Nel corso degli ultimi anni, il fenomeno dello smart working ha guadagnato sempre più spazio nel panorama lavorativo italiano. Non solo si è affermato come una necessità durante i momenti più difficili della pandemia, ma sta anche dimostrando una crescita costante e significativa. Secondo un recente studio condotto dall'Osservatorio smart working della School of Management del Politecnico di Milano, il numero di lavoratori da remoto in Italia è in aumento, raggiungendo quota 3,585 milioni nel 2023. Un dato che segna una leggera crescita rispetto all'anno precedente, ma che rivela un aumento straordinario del 541% rispetto ai livelli pre-pandemici.
Questi numeri indicano una tendenza in crescita che sembra destinata a proseguire anche nel 2024, con una stima di 3,65 milioni di lavoratori da remoto. Ma cosa spinge questa crescita e quali sono gli effetti sul nostro Paese?
Una delle chiavi di lettura di questa tendenza è l'adozione diffusa dello smart working da parte delle grandi imprese, dove oltre la metà dei lavoratori ora svolge il proprio lavoro da remoto, pari a 1,88 milioni di persone. Anche le piccole e medie imprese (PMI) stanno iniziando a seguire questa tendenza, con 570mila lavoratori che adottano questa modalità, rappresentando il 10% del totale. Tuttavia, l'adozione dello smart working è ancora in calo nelle microimprese, con 620mila lavoratori interessati, e nelle Pubbliche Amministrazioni, dove 515.000 addetti, il 16% del totale, lavorano da remoto.
Ma lo smart working non è solo una questione di numeri e di adozione diffusa. Ha anche un impatto significativo sull'ambiente. Secondo lo studio del Politecnico di Milano, trascorrere due giorni a settimana lavorando da casa invece che in ufficio riduce l'emissione di 480 chilogrammi di CO2 all'anno per persona. Questo risultato è dovuto alla diminuzione degli spostamenti e all'uso ridotto degli edifici aziendali, contribuendo in modo sostanziale alla lotta contro il cambiamento climatico.
Ma l'influenza dello smart working non si limita solo all'ambiente. La ricerca rivela che il 14% dei lavoratori da remoto ha scelto di cambiare casa o ha intenzione di farlo, spostandosi spesso verso zone periferiche o piccole città alla ricerca di uno stile di vita diverso. Questo fenomeno ha un effetto positivo sul rilancio di diverse aree del paese.

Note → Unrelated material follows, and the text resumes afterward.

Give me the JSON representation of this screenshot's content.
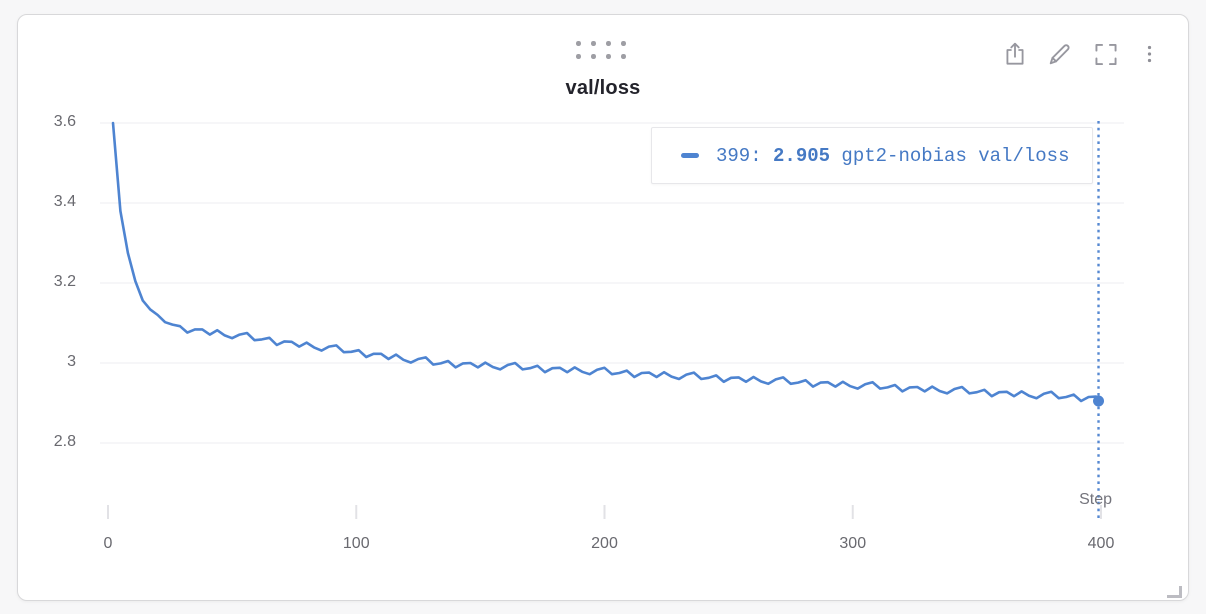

Tuttavia, non tutto è rose e fiori quando si tratta di smart working. Non tutti i lavoratori da remoto possono essere considerati "smart worker". Solo coloro che hanno flessibilità di orari e lavorano per obiettivi mostrano livelli più elevati di benessere e coinvolgimento rispetto ai lavoratori tradizionali in presenza. Tuttavia, questi "veri" smart worker sono più esposti a forme di tecnostress e overworking.
Un fattore cruciale è il ruolo dei manager. I lavoratori che hanno un capo che adotta un approccio "smart", assegnando obiettivi chiari, fornendo feedback frequente e costruttivo e promuovendo la crescita professionale, ottengono migliori risultati in termini di benessere e prestazioni rispetto a quelli con capi che non seguono queste pratiche.
In sintesi, lo smart working in Italia sta vivendo una crescita costante, con un impatto positivo sia sull'ambiente che sulle scelte di vita dei lavoratori. Tuttavia, è fondamentale che le imprese adottino approcci "smart" anche nella gestione dei loro team, per massimizzare i benefici di questa modalità di lavoro e garantire un futuro sostenibile per tutti.